Contagi da coronavirus e blocco delle visite, il dolore dei carcerati

Le condizioni di vita nelle prigioni restano precarie: difficile garantire il distanziamento nelle piccole celle sovraffollate. Intervista a don Marco Fibbi, cappellano del carcere di Rebibbia
Foto Claudio Furlan - LaPresse 08 Marzo 2020 Milano (Italia) News Rivolta dei detenuti al carcere San Vittore a causa delle nuove misure per l emergenza coronavirus Photo Claudio Furlan/Lapresse 09 March 2020 Milan (Italy) Inmates rebellion at San Vitttore prison for the new coronavirus measures

Le rivolte carcerarie di metà marzo hanno manifestato all’Italia intera – ancora una volta – come il sistema penitenziario sia inadeguato. Le cause scatenanti sono state la paura del contagio da Covid-19 e la restrizione dei permessi per visite familiari, ma la situazione negli istituti è ben oltre la soglia di criticità ormai da anni. Le proteste hanno causato, tra le altre cose, la morte di 14 detenuti e il ferimento di decine tra detenuti e agenti di polizia. L’emergenza è parzialmente rientrata, ma successivamente si sono verificati altri episodi di protesta, unitamente all’incremento di contagiati tra detenuti e agenti di polizia. Papa Francesco, riferendosi alle carceri di tutto il mondo, ha parlato di “rischio calamità”. La soluzione individuata dal ministro della Giustizia Alfonso Bonafede e dal Dipartimento è quella di alleggerire le strutture, usufruendo di braccialetti elettronici, non disponibili per tutti nell’immediato. L’alleggerimento è iniziato col contagocce. Ne parliamo con don Marco Fibbi, cappellano presso la casa circondariale Rebibbia Nuovo Complesso. Per assistere i detenuti in questo momento di particolare difficoltà, il Vicariato di Roma ha attivato una raccolta fondi dedicata, denominata “S.O.S. Rebibbia”.

Don Marco, com’è la situazione nel carcere?
Il carcere è sovraffollato. Sono presenti circa 1500 detenuti, mentre la struttura è pensata per 1100 posti. Molte celle da 4 posti sono popolate da 6 detenuti. Mangiano a stretto contatto e le condizioni igieniche non sono certo ideali. C’è paura per i contagi, il distanziamento sociale è inattuabile.

Dalle rivolte cos’è cambiato?
L’assenza di visite fiacca il morale dei detenuti, già messo a dura prova dalle condizioni carcerarie.
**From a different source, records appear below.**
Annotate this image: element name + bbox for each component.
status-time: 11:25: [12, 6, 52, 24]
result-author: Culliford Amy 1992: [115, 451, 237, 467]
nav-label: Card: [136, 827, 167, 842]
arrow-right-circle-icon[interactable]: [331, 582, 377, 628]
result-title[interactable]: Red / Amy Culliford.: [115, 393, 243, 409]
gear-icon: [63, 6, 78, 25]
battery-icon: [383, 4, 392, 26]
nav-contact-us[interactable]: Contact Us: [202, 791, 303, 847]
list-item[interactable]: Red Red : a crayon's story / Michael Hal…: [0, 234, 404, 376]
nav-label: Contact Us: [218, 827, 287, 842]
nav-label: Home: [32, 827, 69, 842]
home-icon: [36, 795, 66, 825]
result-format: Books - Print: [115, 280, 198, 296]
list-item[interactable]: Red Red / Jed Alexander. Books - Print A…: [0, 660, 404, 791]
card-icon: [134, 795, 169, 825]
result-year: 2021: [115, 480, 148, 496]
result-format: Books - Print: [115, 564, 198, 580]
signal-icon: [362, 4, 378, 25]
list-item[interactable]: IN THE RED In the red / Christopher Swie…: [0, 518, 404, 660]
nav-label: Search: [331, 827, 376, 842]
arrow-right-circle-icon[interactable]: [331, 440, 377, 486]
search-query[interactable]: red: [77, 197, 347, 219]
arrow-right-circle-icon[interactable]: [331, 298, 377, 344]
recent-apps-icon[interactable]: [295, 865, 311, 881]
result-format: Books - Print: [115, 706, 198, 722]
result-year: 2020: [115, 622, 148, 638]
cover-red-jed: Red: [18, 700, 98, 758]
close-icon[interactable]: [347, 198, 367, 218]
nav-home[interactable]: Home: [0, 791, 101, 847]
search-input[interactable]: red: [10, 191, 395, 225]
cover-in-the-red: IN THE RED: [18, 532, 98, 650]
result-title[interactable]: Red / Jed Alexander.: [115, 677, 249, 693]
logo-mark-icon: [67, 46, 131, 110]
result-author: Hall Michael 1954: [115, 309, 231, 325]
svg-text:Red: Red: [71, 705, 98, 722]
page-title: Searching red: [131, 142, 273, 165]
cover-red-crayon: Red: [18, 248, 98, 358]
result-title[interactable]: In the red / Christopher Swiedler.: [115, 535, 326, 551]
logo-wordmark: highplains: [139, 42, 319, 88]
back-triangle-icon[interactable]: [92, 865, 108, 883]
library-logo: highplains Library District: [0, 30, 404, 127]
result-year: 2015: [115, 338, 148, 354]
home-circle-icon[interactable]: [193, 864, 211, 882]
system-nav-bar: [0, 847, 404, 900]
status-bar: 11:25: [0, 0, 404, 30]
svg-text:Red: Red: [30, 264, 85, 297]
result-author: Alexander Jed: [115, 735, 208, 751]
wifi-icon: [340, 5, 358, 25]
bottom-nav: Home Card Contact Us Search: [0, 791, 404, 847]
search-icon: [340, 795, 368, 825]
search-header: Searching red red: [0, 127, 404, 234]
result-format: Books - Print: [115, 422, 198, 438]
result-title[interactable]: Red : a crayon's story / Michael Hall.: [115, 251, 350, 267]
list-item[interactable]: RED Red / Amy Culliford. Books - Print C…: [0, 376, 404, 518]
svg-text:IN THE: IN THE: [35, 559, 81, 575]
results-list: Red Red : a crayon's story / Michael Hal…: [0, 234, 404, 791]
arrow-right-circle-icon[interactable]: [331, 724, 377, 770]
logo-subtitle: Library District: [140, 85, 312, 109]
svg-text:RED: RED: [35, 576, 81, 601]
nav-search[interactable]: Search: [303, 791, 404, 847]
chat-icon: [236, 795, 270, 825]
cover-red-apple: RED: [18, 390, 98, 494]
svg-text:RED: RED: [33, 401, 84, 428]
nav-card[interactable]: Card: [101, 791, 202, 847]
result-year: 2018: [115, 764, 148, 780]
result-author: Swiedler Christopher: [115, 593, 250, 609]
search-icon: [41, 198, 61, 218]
L’apporto dei familiari era anche materiale: con l’epidemia è aumentata la povertà in carcere. È una pena nella pena. L’amministrazione carceraria, da parte sua, ha fatto molti sforzi. Gli agenti di polizia penitenziaria hanno rafforzato la loro presenza, ma sono stressati, rischiano molto e hanno paura per il contagio. L’equipaggiamento è limitato. 

Di cosa si occupa lei?
Il nostro compito è quello di supportare moralmente, spiritualmente e materialmente i detenuti, soprattutto oggi che l’accesso al carcere è precluso ai familiari e alle decine di volontari che prestavano il loro servizio. Di fatto, noi tre sacerdoti dobbiamo assistere tutti da soli.

Come sono stati sostituiti i colloqui con i familiari?
Con le videochiamate, ma non è la stessa cosa. Le visite duravano tra una e due ore, mentre le videochiamate durano 20 minuti, col rischio di problemi tecnici. L’amministrazione mette a disposizione il supporto informatico e il tutto avviene alla presenza degli agenti di polizia.

Come riuscite ad assistere spiritualmente i carcerati?
Siamo allineati con le disposizioni della diocesi, ma su indicazione dell’ispettore generale dei cappellani siamo vicini a loro con la preghiera e li accompagniamo nel loro percorso spirituale. I detenuti possono assistere alla celebrazione liturgica in televisione, ma immaginate bene che non tutti nella cella possono essere d’accordo ed è molto difficile raccogliersi in preghiera in quelle condizioni.

Avete dispositivi di protezione?
Ci controllano la temperatura prima di entrare. Indossiamo mascherina e guanti, ma non possiamo esimerci dall’avvicinarci a loro.

Come mai?
Il colloquio personale è a distanza, nei limiti del possibile, ma il saluto deve esserci, per non mortificarli. La nostra è una missione di prossimità, la necessità di separazione dal mondo esterno, che li ha privati ulteriormente dei contatti umani, ci rende più vicini a loro. Nonostante tutto non abbiamo mai pensato di tirarci indietro.